Congress, Russia, and Sanctions
Congressional interest is growing in enacting sanctions on Russia related to its continuing aggression against Ukraine and its efforts to influence the US presidential election. These would codify and supplement sanctions applied by the Obama administration through executive action.
Congress should proceed in a smart way that maximizes the prospects that sanctions will succeed in achieving their goal. Their goal is not simply to punish Moscow but to effect a change in Kremlin policy.
Unfortunately, congressional sanctions against Russia have a checkered history. The Jackson-Vanik amendment, passed into law in 1974, denied the Soviet Union (and later Russia) permanent normal trade relations status with the United States until Moscow allowed free emigration for religious minorities, particularly Soviet Jews.
Following the collapse of the Soviet Union in 1991, the Russian government opened the gates. Hundreds of thousands of Russian Jews left, bound for Israel, the United States, and Europe. In 1994, the Clinton administration found Russia in full compliance with the Jackson-Vanik amendment’s requirements.
Despite that, Russia remained subject to the amendment for another eighteen years. Congress only graduated Russia from Jackson-Vanik and granted it permanent normal trade relations status in 2012—when US business faced the prospect of losing access to certain World Trade Organization benefits. Congress, moreover, wrapped the Jackson-Vanik graduation provisions into the Magnitsky Act, which imposed a new set of sanctions on Russia.
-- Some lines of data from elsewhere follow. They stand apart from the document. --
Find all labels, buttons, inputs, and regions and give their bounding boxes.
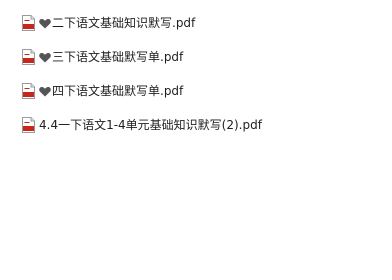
- file-item[interactable]: 二下语文基础知识默写.pdf: [22, 6, 382, 40]
- pdf-file-icon: [22, 117, 35, 133]
- file-name: 二下语文基础知识默写.pdf: [52, 16, 196, 30]
- pdf-file-icon: [22, 49, 35, 65]
- pdf-file-icon: [22, 83, 35, 99]
- heart-icon: [39, 86, 51, 96]
- pdf-file-icon: [22, 15, 35, 31]
- heart-icon: [39, 18, 51, 28]
- file-item[interactable]: 三下语文基础默写单.pdf: [22, 40, 382, 74]
- file-list: 二下语文基础知识默写.pdf 三下语文基础默写单.pdf 四下语文基础默写单.p…: [22, 6, 382, 142]
- file-name: 四下语文基础默写单.pdf: [52, 84, 184, 98]
- file-name: 三下语文基础默写单.pdf: [52, 50, 184, 64]
- file-item[interactable]: 四下语文基础默写单.pdf: [22, 74, 382, 108]
- file-item[interactable]: 4.4一下语文1-4单元基础知识默写(2).pdf: [22, 108, 382, 142]
- file-name: 4.4一下语文1-4单元基础知识默写(2).pdf: [39, 118, 262, 132]
- heart-icon: [39, 52, 51, 62]
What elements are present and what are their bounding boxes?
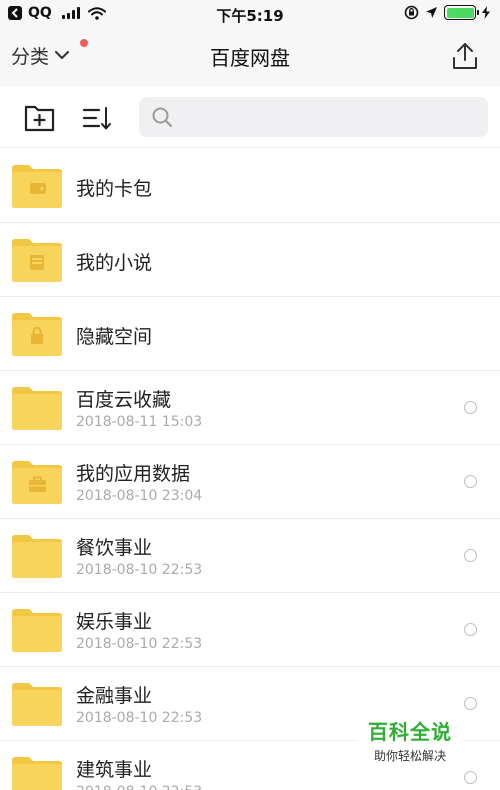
file-name: 我的小说 bbox=[76, 252, 153, 274]
file-name: 百度云收藏 bbox=[76, 389, 172, 411]
location-icon bbox=[426, 7, 437, 18]
sort-icon[interactable] bbox=[82, 103, 114, 133]
briefcase-folder-icon bbox=[12, 461, 62, 504]
upload-icon[interactable] bbox=[452, 42, 478, 70]
wallet-folder-icon bbox=[12, 165, 62, 208]
file-list: 我的卡包我的小说隐藏空间百度云收藏 2018-08-11 15:03 我的应用数据 2… bbox=[0, 149, 500, 790]
list-item[interactable]: 餐饮事业 2018-08-10 22:53 bbox=[0, 519, 500, 593]
file-name: 我的应用数据 bbox=[76, 463, 191, 485]
file-date: 2018-08-10 23:04 bbox=[76, 488, 203, 504]
battery-icon bbox=[444, 5, 479, 20]
file-date: 2018-08-11 15:03 bbox=[76, 414, 203, 430]
folder-icon bbox=[12, 387, 62, 430]
lock-folder-icon bbox=[12, 313, 62, 356]
select-checkbox[interactable] bbox=[464, 401, 477, 414]
file-date: 2018-08-10 22:53 bbox=[76, 562, 203, 578]
file-date: 2018-08-10 22:53 bbox=[76, 636, 203, 652]
folder-icon bbox=[12, 683, 62, 726]
status-bar: QQ 下午5:19 bbox=[0, 0, 500, 28]
toolbar bbox=[0, 86, 500, 148]
file-name: 建筑事业 bbox=[76, 759, 153, 781]
list-item[interactable]: 娱乐事业 2018-08-10 22:53 bbox=[0, 593, 500, 667]
select-checkbox[interactable] bbox=[464, 623, 477, 636]
search-icon bbox=[152, 107, 173, 128]
file-date: 2018-08-10 22:53 bbox=[76, 710, 203, 726]
file-name: 餐饮事业 bbox=[76, 537, 153, 559]
list-item[interactable]: 我的卡包 bbox=[0, 149, 500, 223]
folder-icon bbox=[12, 535, 62, 578]
list-item[interactable]: 我的小说 bbox=[0, 223, 500, 297]
search-input[interactable] bbox=[181, 108, 481, 126]
file-name: 我的卡包 bbox=[76, 178, 153, 200]
new-folder-icon[interactable] bbox=[24, 103, 56, 133]
nav-bar: 分类 百度网盘 bbox=[0, 28, 500, 86]
file-date: 2018-08-10 22:53 bbox=[76, 784, 202, 790]
search-box[interactable] bbox=[139, 97, 488, 137]
list-item[interactable]: 百度云收藏 2018-08-11 15:03 bbox=[0, 371, 500, 445]
rotation-lock-icon bbox=[404, 5, 419, 20]
folder-icon bbox=[12, 757, 62, 790]
file-name: 娱乐事业 bbox=[76, 611, 153, 633]
file-name: 金融事业 bbox=[76, 685, 153, 707]
watermark-subtitle: 助你轻松解决 bbox=[373, 749, 446, 763]
watermark-logo: 百科全说 助你轻松解决 bbox=[356, 710, 464, 770]
list-item[interactable]: 我的应用数据 2018-08-10 23:04 bbox=[0, 445, 500, 519]
select-checkbox[interactable] bbox=[464, 549, 477, 562]
watermark-title: 百科全说 bbox=[368, 720, 452, 744]
list-item[interactable]: 隐藏空间 bbox=[0, 297, 500, 371]
select-checkbox[interactable] bbox=[464, 475, 477, 488]
book-folder-icon bbox=[12, 239, 62, 282]
file-name: 隐藏空间 bbox=[76, 326, 153, 348]
select-checkbox[interactable] bbox=[464, 697, 477, 710]
page-title: 百度网盘 bbox=[210, 46, 290, 70]
folder-icon bbox=[12, 609, 62, 652]
select-checkbox[interactable] bbox=[464, 771, 477, 784]
charging-bolt-icon bbox=[482, 6, 490, 19]
status-right bbox=[404, 5, 490, 20]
The problem with the Jackson-Vanik narrative is that Russia may not pay much heed to new congressional sanctions. Executive branch sanctions, on the other hand, can be applied, and lifted, quickly. In connection with the Kremlin’s aggression in eastern Ukraine, the Obama administration issued four executive orders setting visa and financial sanctions on individuals as well as broader sanctions on the Russian financial, defense, and energy sectors.
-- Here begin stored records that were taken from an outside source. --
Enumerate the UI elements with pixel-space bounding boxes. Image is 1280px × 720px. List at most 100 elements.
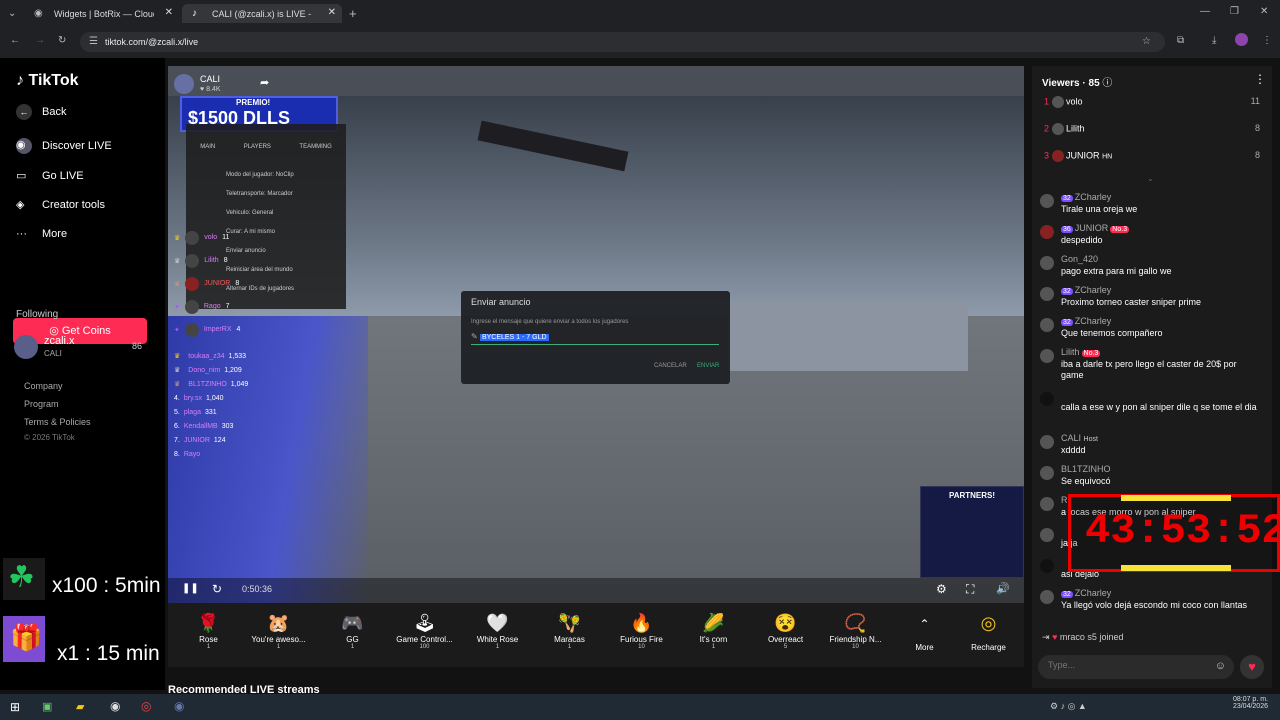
elapsed-time: 0:50:36 xyxy=(242,584,273,594)
download-icon[interactable]: ⤓ xyxy=(1212,35,1216,46)
panel-tab-players[interactable]: PLAYERS xyxy=(244,144,271,150)
leader-row: ♛ BL1TZINHO 1,049 xyxy=(174,380,249,389)
more-options-icon[interactable]: ⋮ xyxy=(1254,72,1266,86)
nav-go-live[interactable]: ▭ Go LIVE xyxy=(16,169,84,183)
like-heart-button[interactable]: ♥ xyxy=(1240,655,1264,679)
tiktok-favicon-icon: ♪ xyxy=(192,8,197,19)
clock[interactable]: 08:07 p. m. 23/04/2026 xyxy=(1228,696,1268,710)
chat-input[interactable]: ☺ xyxy=(1038,655,1234,679)
file-explorer-icon[interactable]: ▰ xyxy=(76,700,84,713)
system-tray-icons[interactable]: ⚙ ♪ ◎ ▲ xyxy=(1050,701,1087,712)
cancel-button[interactable]: CANCELAR xyxy=(654,363,687,369)
obs-icon[interactable]: ◉ xyxy=(174,699,184,713)
arrow-left-icon: ← xyxy=(16,104,32,120)
maximize-icon[interactable]: ❐ xyxy=(1230,6,1239,17)
minimize-icon[interactable]: — xyxy=(1200,6,1210,17)
gift-item[interactable]: 🐹 You're aweso... 1 xyxy=(246,613,311,650)
maracas-icon: 🪇 xyxy=(558,613,581,633)
site-info-icon[interactable]: ☰ xyxy=(89,32,98,52)
footer-copyright: © 2026 TikTok xyxy=(24,433,75,442)
gift-item[interactable]: 🌹 Rose 1 xyxy=(176,613,241,650)
close-tab-icon[interactable]: ✕ xyxy=(165,7,173,18)
recharge-button[interactable]: ◎ Recharge xyxy=(956,613,1021,652)
gift-box-icon: 🎁 xyxy=(3,616,45,662)
tiktok-logo-icon: ♪ xyxy=(16,72,24,89)
collapse-chevron-icon[interactable]: ⌄ xyxy=(1147,174,1154,183)
corn-icon: 🌽 xyxy=(702,613,725,633)
gift-item[interactable]: 🤍 White Rose 1 xyxy=(465,613,530,650)
gift-item[interactable]: 🌽 It's corn 1 xyxy=(681,613,746,650)
host-info[interactable]: CALI ♥ 8.4K xyxy=(172,72,272,98)
pause-icon[interactable]: ❚❚ xyxy=(182,583,199,594)
top-viewer-row[interactable]: 2 Lilith 8 xyxy=(1044,123,1260,137)
footer-company[interactable]: Company xyxy=(24,381,63,391)
clover-gift-icon: ☘ xyxy=(3,558,45,600)
browser-tab-active[interactable]: ♪ CALI (@zcali.x) is LIVE - Tik ✕ xyxy=(182,4,342,23)
panel-item[interactable]: Vehiculo: General xyxy=(226,204,294,223)
viewers-header[interactable]: Viewers · 85 ⓘ xyxy=(1042,74,1112,89)
leader-row: 5. plaga 331 xyxy=(174,408,217,416)
following-item[interactable]: zcali.x CALI 86 xyxy=(14,335,154,361)
tab-list-icon[interactable]: ⌄ xyxy=(8,8,16,19)
gift-item[interactable]: 🔥 Furious Fire 10 xyxy=(609,613,674,650)
nav-discover-live[interactable]: ◉ Discover LIVE xyxy=(16,138,112,154)
fullscreen-icon[interactable]: ⛶ xyxy=(966,582,974,597)
footer-program[interactable]: Program xyxy=(24,399,59,409)
app-icon[interactable]: ◉ xyxy=(110,699,120,713)
extensions-icon[interactable]: ⧉ xyxy=(1177,35,1184,46)
terminal-app-icon[interactable]: ▣ xyxy=(42,700,52,713)
nav-creator-tools[interactable]: ◈ Creator tools xyxy=(16,198,105,212)
avatar xyxy=(184,299,199,314)
friendship-necklace-icon: 📿 xyxy=(844,613,867,633)
emoji-icon[interactable]: ☺ xyxy=(1215,660,1226,672)
bookmark-star-icon[interactable]: ☆ xyxy=(1142,32,1151,52)
gift-item[interactable]: 🎮 GG 1 xyxy=(320,613,385,650)
host-avatar xyxy=(174,74,194,94)
windows-start-icon[interactable]: ⊞ xyxy=(10,700,20,714)
reload-icon[interactable]: ↻ xyxy=(58,35,66,46)
settings-icon[interactable]: ⚙ xyxy=(936,582,947,596)
volume-icon[interactable]: 🔊 xyxy=(996,582,1010,595)
leader-top-row: ♛ Lilith 8 xyxy=(168,249,348,272)
menu-icon[interactable]: ⋮ xyxy=(1262,35,1272,46)
avatar xyxy=(1040,225,1054,239)
profile-avatar[interactable] xyxy=(1235,33,1248,46)
send-button[interactable]: ENVIAR xyxy=(697,363,719,369)
gift-item[interactable]: 🕹 Game Control... 100 xyxy=(392,613,457,650)
browser-tab[interactable]: ◉ Widgets | BotRix — Cloud Stre ✕ xyxy=(24,4,179,23)
avatar xyxy=(14,335,38,359)
gift-item[interactable]: 🪇 Maracas 1 xyxy=(537,613,602,650)
chat-input-field[interactable] xyxy=(1048,660,1198,670)
back-button[interactable]: ← Back xyxy=(16,104,66,120)
panel-item[interactable]: Teletransporte: Marcador xyxy=(226,185,294,204)
announcement-input[interactable]: ✎ BYCELES 1 - 7 GLD xyxy=(471,332,719,345)
panel-tab-main[interactable]: MAIN xyxy=(200,144,215,150)
close-window-icon[interactable]: ✕ xyxy=(1260,6,1268,17)
gift-item[interactable]: 📿 Friendship N... 10 xyxy=(823,613,888,650)
panel-tab-teaming[interactable]: TEAMMING xyxy=(299,144,331,150)
close-tab-icon[interactable]: ✕ xyxy=(328,7,336,18)
footer-terms[interactable]: Terms & Policies xyxy=(24,417,91,427)
new-tab-icon[interactable]: + xyxy=(349,6,357,21)
panel-item[interactable]: Modo del jugador: NoClip xyxy=(226,166,294,185)
warehouse xyxy=(728,301,968,371)
browser-chrome: ⌄ ◉ Widgets | BotRix — Cloud Stre ✕ ♪ CA… xyxy=(0,0,1280,58)
live-video-player[interactable]: CALI ♥ 8.4K ➦ PREMIO! $1500 DLLS MAIN PL… xyxy=(168,66,1024,603)
address-bar[interactable]: ☰ tiktok.com/@zcali.x/live ☆ xyxy=(80,32,1165,52)
forward-icon[interactable]: → xyxy=(35,35,45,46)
top-viewer-row[interactable]: 1 volo 11 xyxy=(1044,96,1260,110)
avatar xyxy=(1040,497,1054,511)
nav-more[interactable]: ··· More xyxy=(16,228,67,240)
share-icon[interactable]: ➦ xyxy=(260,76,269,89)
tiktok-logo[interactable]: ♪ TikTok xyxy=(16,72,79,90)
avatar xyxy=(1040,466,1054,480)
leader-row: 4. bry.sx 1,040 xyxy=(174,394,224,402)
gift-item[interactable]: 😵 Overreact 5 xyxy=(753,613,818,650)
announcement-dialog: Enviar anuncio Ingrese el mensaje que qu… xyxy=(461,291,730,384)
tab-favicon-icon: ◉ xyxy=(34,8,43,19)
top-viewer-row[interactable]: 3 JUNIOR HN 8 xyxy=(1044,150,1260,164)
refresh-icon[interactable]: ↻ xyxy=(212,582,222,596)
chrome-icon[interactable]: ◎ xyxy=(141,699,151,713)
gift-more-button[interactable]: ⌃ More xyxy=(892,613,957,652)
back-icon[interactable]: ← xyxy=(10,35,20,46)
President Trump has suggested, however, that he might lift sanctions even if Moscow does nothing. That would abandon significant leverage and break with the sanctions regime imposed by the European Union. Concern about Mr. Trump’s position on sanctions has helped motivate congressional action.
Last week, 10 senators, led by Republicans John McCain and Lindsay Graham and Democrat Ben Cardin, unveiled the Countering Russian Hostilities Act of 2017. It would codify in law the Obama administration sanctions as well as apply new sanctions, including in response to Russia’s interference in the US presidential election.
Congress should proceed with this legislation, understanding that the objective is not just punishment but to persuade Moscow to change its behavior. As it moves forward, Congress should keep in mind several points.
First, sanctions should be related to particular actions, and the Kremlin should have a clear understanding of what it must do to gain sanctions relief. For example, over the past two years, the West has tied the lifting of those sanctions arising from Russia’s involvement in the conflict in eastern Ukraine to Moscow’s full implementation of the 2015 Minsk settlement accord.
Second, set realistic conditions for sanctions relief. The risk of overreach is that, if the Russian government concludes that the political and other costs of compliance far outweigh the benefit of getting the sanctions lifted, there will be no compliance. Another reason to consider setting realistic conditions as regards Ukraine-related sanctions is to maintain consistency with the European Union and a united Western front.
Third, do not double sanctions up. A sanction that is put in place because Russia continues a simmering conflict in eastern Ukraine should not also be applied because of Russian interference in the US election campaign. If Moscow sees that it must meet different sets of conditions in order to get a sanction lifted, the chances that it will meet either set are greatly reduced. Why take an action to meet a condition if the sanction would remain in place for some other reason?
Fourth, include a mechanism for rapid lifting of a sanction if the underlying condition is met. Moscow should have good grounds to believe that, if it takes the desired action, the sanction will quickly come off.
A growing mood on Capitol Hill favors enacting sanctions on Russia, and that appears necessary in light of the president’s view of their efficacy. Congress should, however, tailor its sanctions legislation to strengthen the prospect that sanctions will succeed in effecting a change in Moscow’s policy.
Steven Pifer is a senior fellow in foreign policy at the Brookings Institution’s Center for 21st Century Security and Intelligence.